One of the founding fathers of the French ecological movement and a former minister for the prevention of major natural and technological risks, Tazieff is well qualified to talk about environmental issues. He has been adviser to most of France's environment ministers over the past decade. Despite this he asserts that Green parties are running a "campaign of deliberate, untruthful scaremongering," and the imaginary problems they espouse have led to millions of pounds being directed towards "environmental windmills" rather than the real threats of pollution. It seemed strange to Tazieff that an ozone hole situated above the Antarctic was blamed on CFC gases, when most deodorants were sprayed in the northern hemisphere. He was surprised to discover an article in the 1950 Annals of Geophysics reporting the existence of ozone holes above Norway in 1926 - years before CFC's were even dreamt of - and was astounded to find that the hole above the Antarctic was not the recent phenomenon ecologists claimed it to be. It was actually discovered as far back as 1957, he says, by the English scientist, Gordon Dobson, but it was only in the mid-eighties that satellite photos began to highlight it in a rather spectacular way.

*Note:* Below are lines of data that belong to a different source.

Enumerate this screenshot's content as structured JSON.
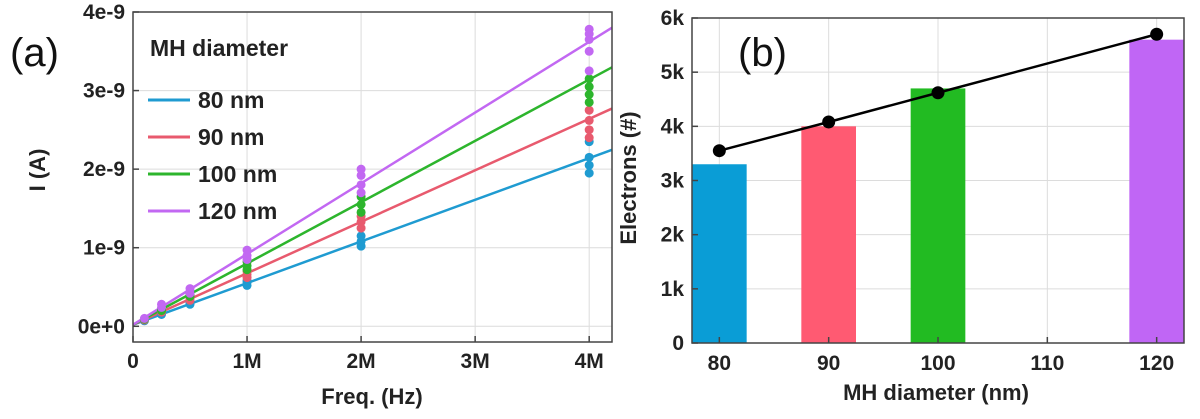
{
  "chart_data": [
    {
      "type": "scatter",
      "panel_label": "(a)",
      "xlabel": "Freq. (Hz)",
      "ylabel": "I (A)",
      "xlim": [
        0,
        4.2
      ],
      "ylim": [
        -0.2,
        4.0
      ],
      "x_ticks": [
        0,
        1,
        2,
        3,
        4
      ],
      "x_tick_labels": [
        "0",
        "1M",
        "2M",
        "3M",
        "4M"
      ],
      "y_ticks": [
        0,
        1,
        2,
        3,
        4
      ],
      "y_tick_labels": [
        "0e+0",
        "1e-9",
        "2e-9",
        "3e-9",
        "4e-9"
      ],
      "grid": true,
      "legend_title": "MH diameter",
      "legend_position": "top-left",
      "series": [
        {
          "name": "80 nm",
          "color": "#1f9bd1",
          "slope": 0.53,
          "intercept": 0.02,
          "points": [
            [
              0.1,
              0.07
            ],
            [
              0.25,
              0.15
            ],
            [
              0.25,
              0.17
            ],
            [
              0.5,
              0.28
            ],
            [
              0.5,
              0.3
            ],
            [
              1,
              0.52
            ],
            [
              1,
              0.56
            ],
            [
              1,
              0.58
            ],
            [
              2,
              1.02
            ],
            [
              2,
              1.08
            ],
            [
              2,
              1.15
            ],
            [
              4,
              1.95
            ],
            [
              4,
              2.05
            ],
            [
              4,
              2.15
            ],
            [
              4,
              2.35
            ]
          ]
        },
        {
          "name": "90 nm",
          "color": "#e85a6e",
          "slope": 0.655,
          "intercept": 0.02,
          "points": [
            [
              0.1,
              0.08
            ],
            [
              0.25,
              0.18
            ],
            [
              0.25,
              0.2
            ],
            [
              0.5,
              0.33
            ],
            [
              0.5,
              0.36
            ],
            [
              1,
              0.62
            ],
            [
              1,
              0.66
            ],
            [
              1,
              0.7
            ],
            [
              2,
              1.25
            ],
            [
              2,
              1.33
            ],
            [
              2,
              1.4
            ],
            [
              4,
              2.4
            ],
            [
              4,
              2.5
            ],
            [
              4,
              2.62
            ],
            [
              4,
              2.75
            ]
          ]
        },
        {
          "name": "100 nm",
          "color": "#2db52d",
          "slope": 0.78,
          "intercept": 0.02,
          "points": [
            [
              0.1,
              0.09
            ],
            [
              0.25,
              0.2
            ],
            [
              0.25,
              0.22
            ],
            [
              0.5,
              0.38
            ],
            [
              0.5,
              0.41
            ],
            [
              1,
              0.72
            ],
            [
              1,
              0.77
            ],
            [
              1,
              0.82
            ],
            [
              2,
              1.45
            ],
            [
              2,
              1.55
            ],
            [
              2,
              1.65
            ],
            [
              4,
              2.85
            ],
            [
              4,
              2.95
            ],
            [
              4,
              3.05
            ],
            [
              4,
              3.15
            ]
          ]
        },
        {
          "name": "120 nm",
          "color": "#c268f2",
          "slope": 0.9,
          "intercept": 0.02,
          "points": [
            [
              0.1,
              0.1
            ],
            [
              0.25,
              0.24
            ],
            [
              0.25,
              0.28
            ],
            [
              0.5,
              0.42
            ],
            [
              0.5,
              0.48
            ],
            [
              1,
              0.85
            ],
            [
              1,
              0.9
            ],
            [
              1,
              0.97
            ],
            [
              2,
              1.7
            ],
            [
              2,
              1.8
            ],
            [
              2,
              1.92
            ],
            [
              2,
              2.0
            ],
            [
              4,
              3.25
            ],
            [
              4,
              3.5
            ],
            [
              4,
              3.65
            ],
            [
              4,
              3.72
            ],
            [
              4,
              3.78
            ]
          ]
        }
      ]
    },
    {
      "type": "bar",
      "panel_label": "(b)",
      "xlabel": "MH diameter (nm)",
      "ylabel": "Electrons (#)",
      "xlim": [
        77.5,
        122.5
      ],
      "ylim": [
        0,
        6000
      ],
      "x_ticks": [
        80,
        90,
        100,
        110,
        120
      ],
      "x_tick_labels": [
        "80",
        "90",
        "100",
        "110",
        "120"
      ],
      "y_ticks": [
        0,
        1000,
        2000,
        3000,
        4000,
        5000,
        6000
      ],
      "y_tick_labels": [
        "0",
        "1k",
        "2k",
        "3k",
        "4k",
        "5k",
        "6k"
      ],
      "grid": true,
      "bars": [
        {
          "x": 80,
          "value": 3300,
          "color": "#0a9dd6"
        },
        {
          "x": 90,
          "value": 4000,
          "color": "#ff5a72"
        },
        {
          "x": 100,
          "value": 4700,
          "color": "#22bb22"
        },
        {
          "x": 120,
          "value": 5600,
          "color": "#c066f5"
        }
      ],
      "line_points": [
        [
          80,
          3550
        ],
        [
          90,
          4080
        ],
        [
          100,
          4620
        ],
        [
          120,
          5700
        ]
      ],
      "line_color": "#000000"
    }
  ]
}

Tazieff believes that these dramatic images have been used to hoodwink the public. He believes that the hole is due to the low levels of ultraviolet rays (which are necessary to produce ozone) over the Antarctic at the end of the year, and that the large and swift movements of air masses around the continent also play their part. On September 5, 1987, there was a relatively large reduction of 0.1 per cent in the levels of ozone over a surface of three million square kilometres near the Palmer peninsula in the Antarctic. Tazieff is convinced there is no way that the CFCs could have broken down so much ozone in such a short space of time.

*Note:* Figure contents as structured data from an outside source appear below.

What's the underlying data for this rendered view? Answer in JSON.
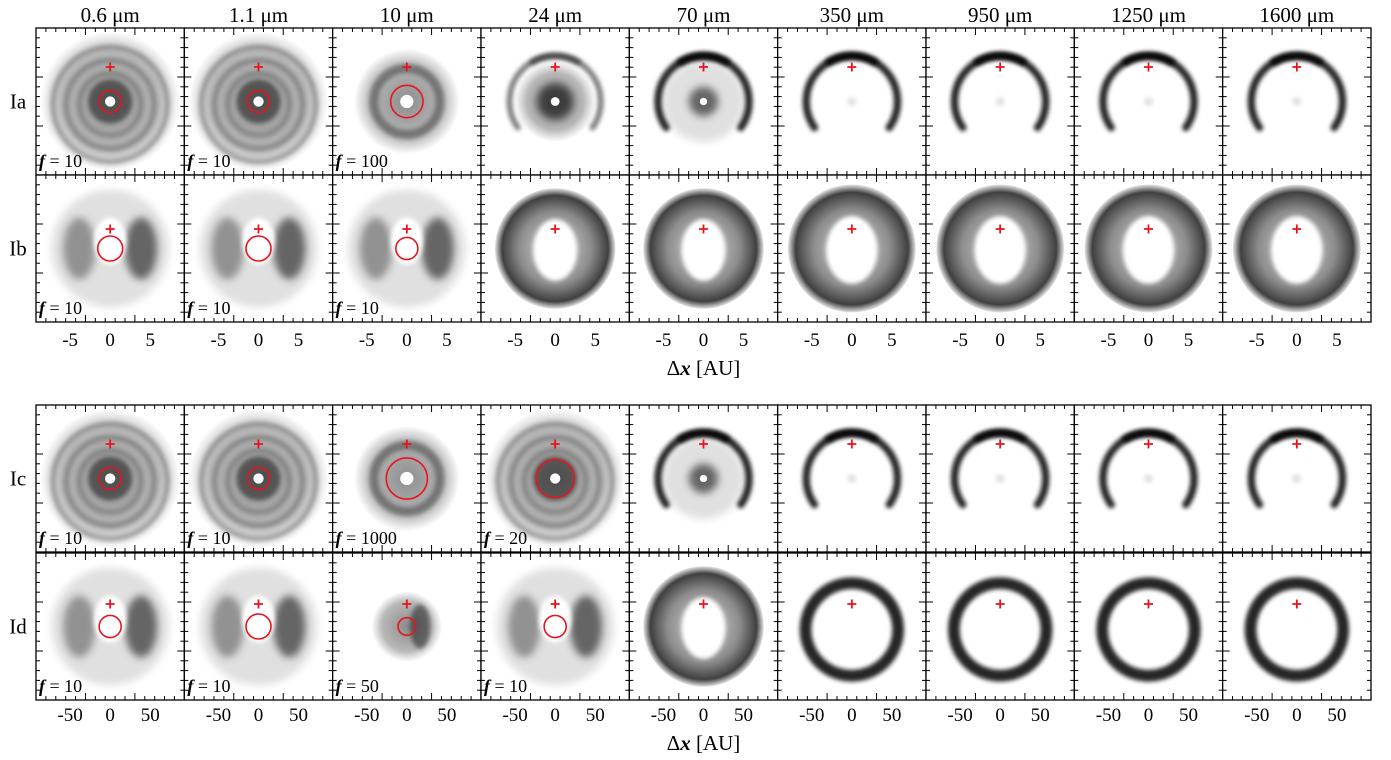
{
  "columns": [
    "0.6 μm",
    "1.1 μm",
    "10 μm",
    "24 μm",
    "70 μm",
    "350 μm",
    "950 μm",
    "1250 μm",
    "1600 μm"
  ],
  "groups": [
    {
      "id": "top",
      "tick_labels": [
        "-5",
        "0",
        "5"
      ],
      "axis_label_prefix": "Δ",
      "axis_label_var": "x",
      "axis_label_unit": " [AU]",
      "rows": [
        {
          "label": "Ia",
          "f_labels": [
            "10",
            "10",
            "100",
            "",
            "",
            "",
            "",
            "",
            ""
          ]
        },
        {
          "label": "Ib",
          "f_labels": [
            "10",
            "10",
            "10",
            "",
            "",
            "",
            "",
            "",
            ""
          ]
        }
      ]
    },
    {
      "id": "bottom",
      "tick_labels": [
        "-50",
        "0",
        "50"
      ],
      "axis_label_prefix": "Δ",
      "axis_label_var": "x",
      "axis_label_unit": " [AU]",
      "rows": [
        {
          "label": "Ic",
          "f_labels": [
            "10",
            "10",
            "1000",
            "20",
            "",
            "",
            "",
            "",
            ""
          ]
        },
        {
          "label": "Id",
          "f_labels": [
            "10",
            "10",
            "50",
            "10",
            "",
            "",
            "",
            "",
            ""
          ]
        }
      ]
    }
  ],
  "f_symbol": "f",
  "f_eq": " = ",
  "colors": {
    "marker": "#e8141c",
    "frame": "#000000",
    "ink": "#111111"
  }
}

Even if CFCs do have an effect, he asserts that it must be an insignificant one. After all, it is alleged that it is the chlorine in the CFCs which breaks down the ozone molecules. However, only 7,500 tons of chlorine are released from the breakdown of CFCs every year, against 600 million tons from the evaporation of seawater and 36 million from volcanoes. What is more, the effect of chlorine is to break down the ozone into oxygen plus by-products, and it simply requires the presence of ultraviolet rays to transform the oxygen back into ozone.